Wenn der Geheimdienst bei der Arbeitgeberin anruft: GFF erhebt mit Klima-Aktivist*innen Verfassungsbeschwerde gegen Bayerisches Verfassungsschutzgesetz
Berlin, 02. August 2024 – Die Gesellschaft für Freiheitsrechte (GFF) und Klima-Aktivist*innen aus Bayern haben Verfassungsbeschwerde gegen das Bayerische Verfassungsschutzgesetz (BayVSG) eingereicht. Die Verfassungsbeschwerde richtet sich gegen eine Vorschrift, die es dem Bayerischen Inlandsgeheimdienst ermöglicht, persönliche Daten unter sehr niedrigen Voraussetzungen an private Stellen wie Arbeitgeber oder Vermieterinnen weiterzugeben. Das kann schwerwiegende Folgen für die Betroffenen haben – wie den Verlust des Arbeitsplatzes oder soziale Ausgrenzung. Die GFF betrachtet dies als einen erheblichen Eingriff in das Grundrecht, über die eigenen Daten zu bestimmen. Ein so gravierender Eingriff kann nur in Ausnahmefällen wie zur Abwehr einer Gefahr gerechtfertigt sein. Ziel der Verfassungsbeschwerde ist es, dass das Bundesverfassungsgericht klare Maßstäbe und strenge Grenzen für die Informationsweitergabe durch Geheimdienste an private Stellen festlegt.

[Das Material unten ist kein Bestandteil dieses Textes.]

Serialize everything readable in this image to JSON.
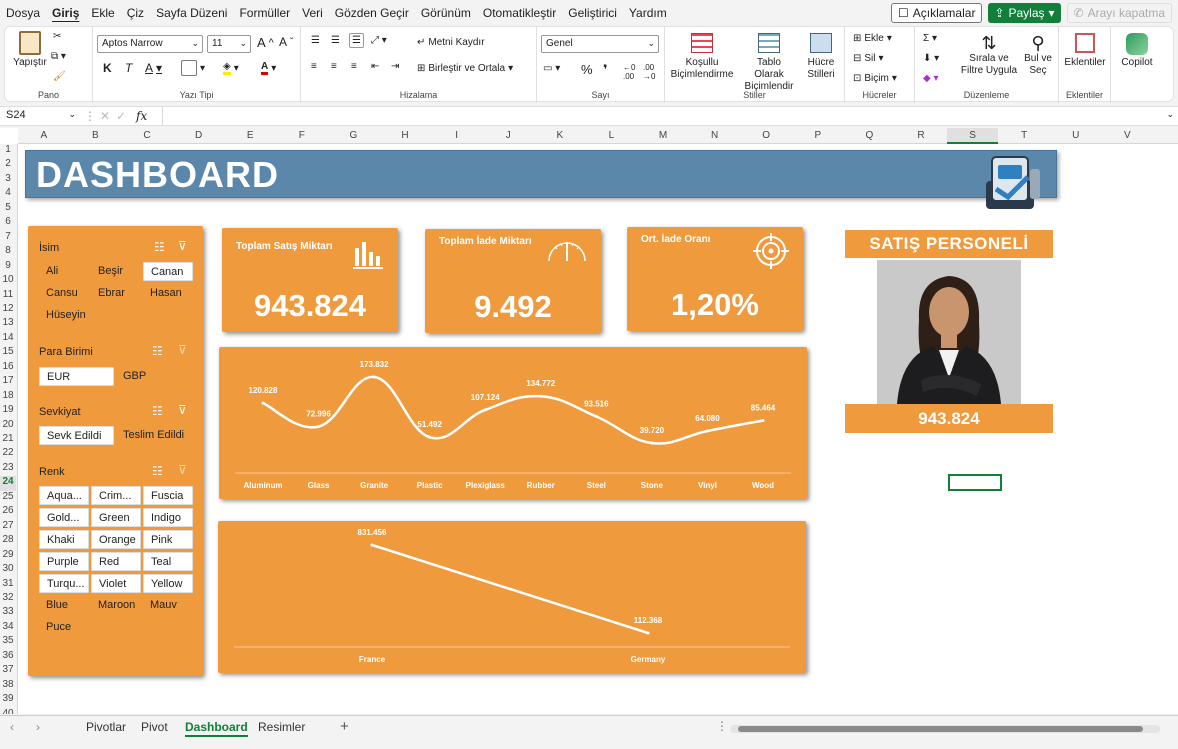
{
  "menu": {
    "items": [
      "Dosya",
      "Giriş",
      "Ekle",
      "Çiz",
      "Sayfa Düzeni",
      "Formüller",
      "Veri",
      "Gözden Geçir",
      "Görünüm",
      "Otomatikleştir",
      "Geliştirici",
      "Yardım"
    ],
    "active": "Giriş",
    "comments_label": "Açıklamalar",
    "share_label": "Paylaş",
    "call_label": "Arayı kapatma"
  },
  "ribbon": {
    "pano": {
      "label": "Pano",
      "paste": "Yapıştır"
    },
    "font": {
      "label": "Yazı Tipi",
      "name": "Aptos Narrow",
      "size": "11",
      "bold": "K",
      "italic": "T",
      "underline": "A"
    },
    "align": {
      "label": "Hizalama",
      "wrap": "Metni Kaydır",
      "merge": "Birleştir ve Ortala"
    },
    "number": {
      "label": "Sayı",
      "format": "Genel",
      "percent": "%",
      "comma": "❜"
    },
    "styles": {
      "label": "Stiller",
      "conditional": "Koşullu Biçimlendirme",
      "table": "Tablo Olarak Biçimlendir",
      "cell": "Hücre Stilleri"
    },
    "cells": {
      "label": "Hücreler",
      "insert": "Ekle",
      "delete": "Sil",
      "format": "Biçim"
    },
    "edit": {
      "label": "Düzenleme",
      "sort": "Sırala ve Filtre Uygula",
      "find": "Bul ve Seç"
    },
    "addins": {
      "label": "Eklentiler",
      "addins": "Eklentiler"
    },
    "copilot": {
      "label": "Copilot"
    }
  },
  "formula_bar": {
    "name_box": "S24",
    "fx": "fx",
    "content": ""
  },
  "columns": [
    "A",
    "B",
    "C",
    "D",
    "E",
    "F",
    "G",
    "H",
    "I",
    "J",
    "K",
    "L",
    "M",
    "N",
    "O",
    "P",
    "Q",
    "R",
    "S",
    "T",
    "U",
    "V"
  ],
  "selected_column": "S",
  "selected_row": "24",
  "rows": [
    "1",
    "2",
    "3",
    "4",
    "5",
    "6",
    "7",
    "8",
    "9",
    "10",
    "11",
    "12",
    "13",
    "14",
    "15",
    "16",
    "17",
    "18",
    "19",
    "20",
    "21",
    "22",
    "23",
    "24",
    "25",
    "26",
    "27",
    "28",
    "29",
    "30",
    "31",
    "32",
    "33",
    "34",
    "35",
    "36",
    "37",
    "38",
    "39",
    "40"
  ],
  "dashboard": {
    "title": "DASHBOARD",
    "slicers": {
      "name": {
        "title": "İsim",
        "items": [
          "Ali",
          "Beşir",
          "Canan",
          "Cansu",
          "Ebrar",
          "Hasan",
          "Hüseyin"
        ],
        "selected": "Canan"
      },
      "currency": {
        "title": "Para Birimi",
        "items": [
          "EUR",
          "GBP"
        ],
        "selected": "EUR"
      },
      "shipping": {
        "title": "Sevkiyat",
        "items": [
          "Sevk Edildi",
          "Teslim Edildi"
        ],
        "selected": "Sevk Edildi"
      },
      "color": {
        "title": "Renk",
        "items": [
          "Aqua...",
          "Crim...",
          "Fuscia",
          "Gold...",
          "Green",
          "Indigo",
          "Khaki",
          "Orange",
          "Pink",
          "Purple",
          "Red",
          "Teal",
          "Turqu...",
          "Violet",
          "Yellow",
          "Blue",
          "Maroon",
          "Mauv",
          "Puce"
        ],
        "selected_count": 15
      }
    },
    "kpis": [
      {
        "label": "Toplam Satış Miktarı",
        "value": "943.824",
        "icon": "bar-chart-icon"
      },
      {
        "label": "Toplam İade Miktarı",
        "value": "9.492",
        "icon": "gauge-icon"
      },
      {
        "label": "Ort. İade Oranı",
        "value": "1,20%",
        "icon": "target-icon"
      }
    ],
    "sales_person": {
      "title": "SATIŞ PERSONELİ",
      "value": "943.824"
    }
  },
  "chart_data": [
    {
      "type": "line",
      "smooth": true,
      "categories": [
        "Aluminum",
        "Glass",
        "Granite",
        "Plastic",
        "Plexiglass",
        "Rubber",
        "Steel",
        "Stone",
        "Vinyl",
        "Wood"
      ],
      "values": [
        120828,
        72996,
        173832,
        51492,
        107124,
        134772,
        93516,
        39720,
        64080,
        85464
      ],
      "labels": [
        "120.828",
        "72.996",
        "173.832",
        "51.492",
        "107.124",
        "134.772",
        "93.516",
        "39.720",
        "64.080",
        "85.464"
      ],
      "grid": false,
      "legend": "none"
    },
    {
      "type": "line",
      "categories": [
        "France",
        "Germany"
      ],
      "values": [
        831456,
        112368
      ],
      "labels": [
        "831.456",
        "112.368"
      ],
      "grid": false,
      "legend": "none"
    }
  ],
  "sheet_tabs": [
    "Pivotlar",
    "Pivot",
    "Dashboard",
    "Resimler"
  ],
  "active_tab": "Dashboard",
  "colors": {
    "accent_orange": "#f09a3e",
    "banner_blue": "#5b87ab",
    "excel_green": "#117e3a"
  }
}
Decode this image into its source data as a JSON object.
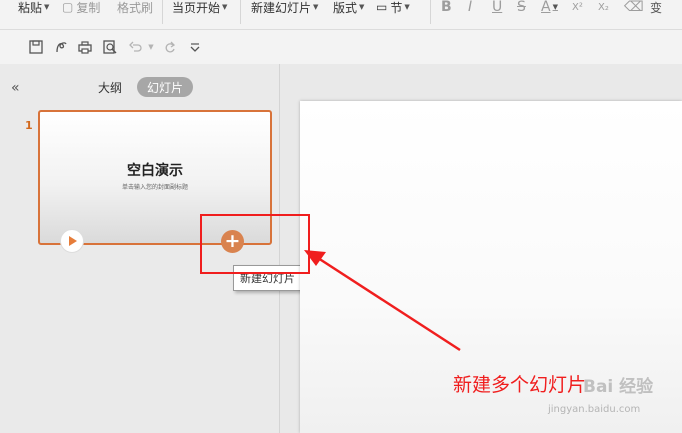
{
  "ribbon": {
    "paste": "粘贴",
    "copy": "复制",
    "format_painter": "格式刷",
    "play_from_current": "当页开始",
    "new_slide": "新建幻灯片",
    "layout": "版式",
    "section": "节",
    "bold": "B",
    "italic": "I",
    "underline": "U",
    "strike": "S",
    "font_color": "A",
    "superscript": "X²",
    "subscript": "X₂",
    "more": "变"
  },
  "panel": {
    "collapse_icon": "«",
    "tab_outline": "大纲",
    "tab_slides": "幻灯片",
    "slide_number": "1",
    "slide_title": "空白演示",
    "slide_subtitle": "单击输入您的封面副标题",
    "tooltip": "新建幻灯片"
  },
  "annotation": {
    "callout": "新建多个幻灯片",
    "color": "#f01e1e"
  },
  "watermark": {
    "logo": "Bai 经验",
    "url": "jingyan.baidu.com"
  },
  "colors": {
    "accent": "#d8733a",
    "plus_button": "#d9834f"
  }
}
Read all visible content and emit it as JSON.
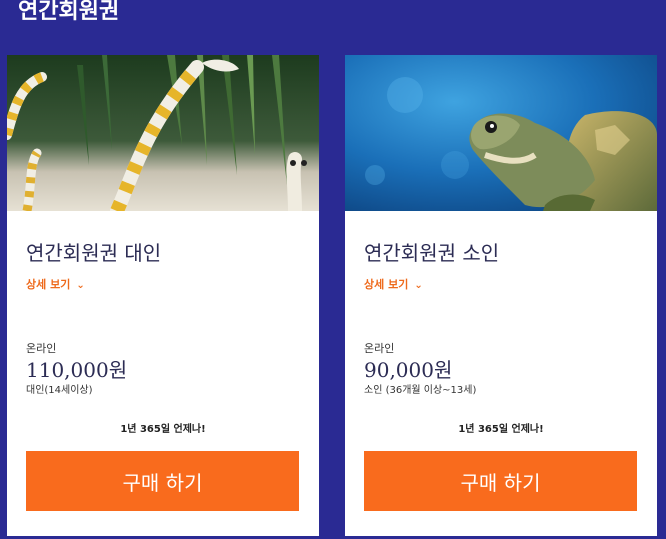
{
  "page": {
    "title": "연간회원권"
  },
  "cards": [
    {
      "name": "연간회원권 대인",
      "detail_label": "상세 보기",
      "channel": "온라인",
      "price": "110,000원",
      "condition": "대인(14세이상)",
      "tagline": "1년 365일 언제나!",
      "buy_label": "구매 하기",
      "image": "garden-eel-photo"
    },
    {
      "name": "연간회원권 소인",
      "detail_label": "상세 보기",
      "channel": "온라인",
      "price": "90,000원",
      "condition": "소인 (36개월 이상~13세)",
      "tagline": "1년 365일 언제나!",
      "buy_label": "구매 하기",
      "image": "sea-turtle-photo"
    }
  ],
  "colors": {
    "background": "#2a2a93",
    "accent": "#f96b1d",
    "text": "#2c2c54"
  }
}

„Nicht nur, dass der Verfassungsschutz Menschen umfassend überwachen kann. Durch die neue Regelung darf der Inlandsgeheimdienst die gesammelten Daten ohne Kenntnis der Betroffenen an das gesamte private und berufliche Umfeld weitergeben. Er kann dafür sorgen, dass Aktivist*innen ihren Job verlieren oder aus Vereinen ausgeschlossen werden – ohne dass sie von der Intervention des Geheimdienstes erfahren und sich dagegen wehren können“, kritisiert David Werdermann, Jurist und Verfahrenskoordinator bei der GFF. „Solche Methoden haben in einer Demokratie nichts zu suchen.“
Immer wieder versuchen Inlandsgeheimdienste, Protestbewegungen und zivilgesellschaftliches Engagement als extremistisch zu diskreditieren – zuletzt durch die Einstufung der Klimabewegung „Ende Gelände“ als „linksextremistischen Verdachtsfall“ durch das Bundesamt für Verfassungsschutz. Die ausgeweitete Befugnis, persönliche Daten an private Stellen zu übermitteln, verstärkt diese Einmischung in demokratische Prozesse erheblich. Damit wird demokratische Teilhabe ausgebremst und der Schutz der Privatsphäre gefährdet.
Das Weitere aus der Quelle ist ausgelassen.